Leave them on without much use, and battery life will trickle down at a relatively acceptable pace, but start taking pictures, listening to music, or interacting with Meta AI, and you’ll notice a sharp drop in battery life.
You can reduce its background battery drag by turning off Meta AI’s always listening stance, instead relying on a three-finger tap to the right temple to activate chat. But there’s no real way to cut down on the incredible draw of other activities.
As mentioned much earlier in this review, I’ve begun to leave the glasses off for most of the time while wearing them, only turning them on when I actively want to engage with their wider functions. The blessing of smart glasses like these is that even when they’re turned off, or the battery has run out, they’re still excellent glasses.
Using this method, I can eke out a full day’s use most of the time. However, leaving them on, being a bit more indulgent when it comes to their features, I’m likely to get around 3-4 hours of usage. However, if you plan on tackling an entire Spotify playlist while you get to work, that number will drop again to 2-3 hours depending on volume. Capturing videos will burn the wick even faster.
Still, there is a positive. Meta’s smart glasses come with a charging case that not only protects your expensive frames but also keeps them juiced up on the go. It can deliver a full charge in about an hour and 15 minutes or reach 50% in around 25.

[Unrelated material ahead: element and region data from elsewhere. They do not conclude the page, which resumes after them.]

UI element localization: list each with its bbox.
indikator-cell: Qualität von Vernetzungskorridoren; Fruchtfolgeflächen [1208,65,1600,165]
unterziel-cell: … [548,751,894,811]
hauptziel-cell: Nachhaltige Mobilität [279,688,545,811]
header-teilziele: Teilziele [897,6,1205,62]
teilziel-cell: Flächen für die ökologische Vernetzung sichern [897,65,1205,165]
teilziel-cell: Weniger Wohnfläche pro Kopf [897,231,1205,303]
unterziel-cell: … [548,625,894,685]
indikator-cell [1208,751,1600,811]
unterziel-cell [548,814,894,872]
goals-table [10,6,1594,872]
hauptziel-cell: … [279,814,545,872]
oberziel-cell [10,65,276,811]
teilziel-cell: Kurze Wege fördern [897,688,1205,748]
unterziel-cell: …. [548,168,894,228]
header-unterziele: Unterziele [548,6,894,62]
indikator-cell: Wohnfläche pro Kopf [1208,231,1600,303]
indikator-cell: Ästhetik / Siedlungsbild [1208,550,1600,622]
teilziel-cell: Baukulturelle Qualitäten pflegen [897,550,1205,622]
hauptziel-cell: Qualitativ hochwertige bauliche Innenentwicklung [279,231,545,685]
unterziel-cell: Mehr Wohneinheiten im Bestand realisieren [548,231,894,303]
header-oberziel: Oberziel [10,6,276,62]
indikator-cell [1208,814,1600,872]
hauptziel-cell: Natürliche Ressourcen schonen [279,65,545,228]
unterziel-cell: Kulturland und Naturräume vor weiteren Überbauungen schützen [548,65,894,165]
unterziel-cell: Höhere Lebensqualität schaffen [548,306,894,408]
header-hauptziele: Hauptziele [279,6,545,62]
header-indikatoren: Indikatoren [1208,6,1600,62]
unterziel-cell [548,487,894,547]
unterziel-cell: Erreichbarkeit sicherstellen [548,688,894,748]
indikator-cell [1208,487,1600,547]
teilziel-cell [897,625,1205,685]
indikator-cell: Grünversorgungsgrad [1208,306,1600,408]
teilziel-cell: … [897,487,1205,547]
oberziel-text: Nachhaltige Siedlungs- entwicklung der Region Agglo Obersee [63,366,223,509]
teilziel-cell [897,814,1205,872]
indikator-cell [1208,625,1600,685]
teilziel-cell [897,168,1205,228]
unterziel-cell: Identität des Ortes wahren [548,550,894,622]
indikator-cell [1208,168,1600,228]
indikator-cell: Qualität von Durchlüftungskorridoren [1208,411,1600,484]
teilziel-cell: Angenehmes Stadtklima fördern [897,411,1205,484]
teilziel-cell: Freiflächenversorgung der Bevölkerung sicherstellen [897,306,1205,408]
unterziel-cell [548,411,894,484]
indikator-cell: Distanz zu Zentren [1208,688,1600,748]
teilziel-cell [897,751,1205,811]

The case itself takes around 3-4 hours to charge over USB-C, and when fully charged, it can top your glasses up to full, maybe four or five times, depending on what level you’re charging from.
Bottom line
The Ray-Ban Meta smart glasses are often, in my opinion, incorrectly dubbed as “social media” or influencer glasses — potentially due to their ability to share media and livestream to platforms like Facebook or Instagram and its portrait-orientated output. But there’s more going on with this product than food selfies and being able to use both hands while recording video.
They’re a transitional product, leading the way from what glasses are to what glasses could be. Better still, they manage this while looking unobtrusive. In fact, they’re downright cool. I’ve never seen a pair of Ray-Ban Wayfarers that I didn’t like, and these smart glasses are no exception.
My kingdom for added battery life, but the charging case is an absolute blessing, and I’ll often use it to squirrel away my previous frames while the Ray-Ban Metas are in use, switching between the two as needed.
While its battery life is difficult to defend, outside of the obvious constraints of everything needing to fit into a stylish form, there’s still so much to praise. My time with Meta’s smart glasses has been a treat, and when it comes time to hand them back over, one of the first purchases I make will be to replace them with a pair of my own.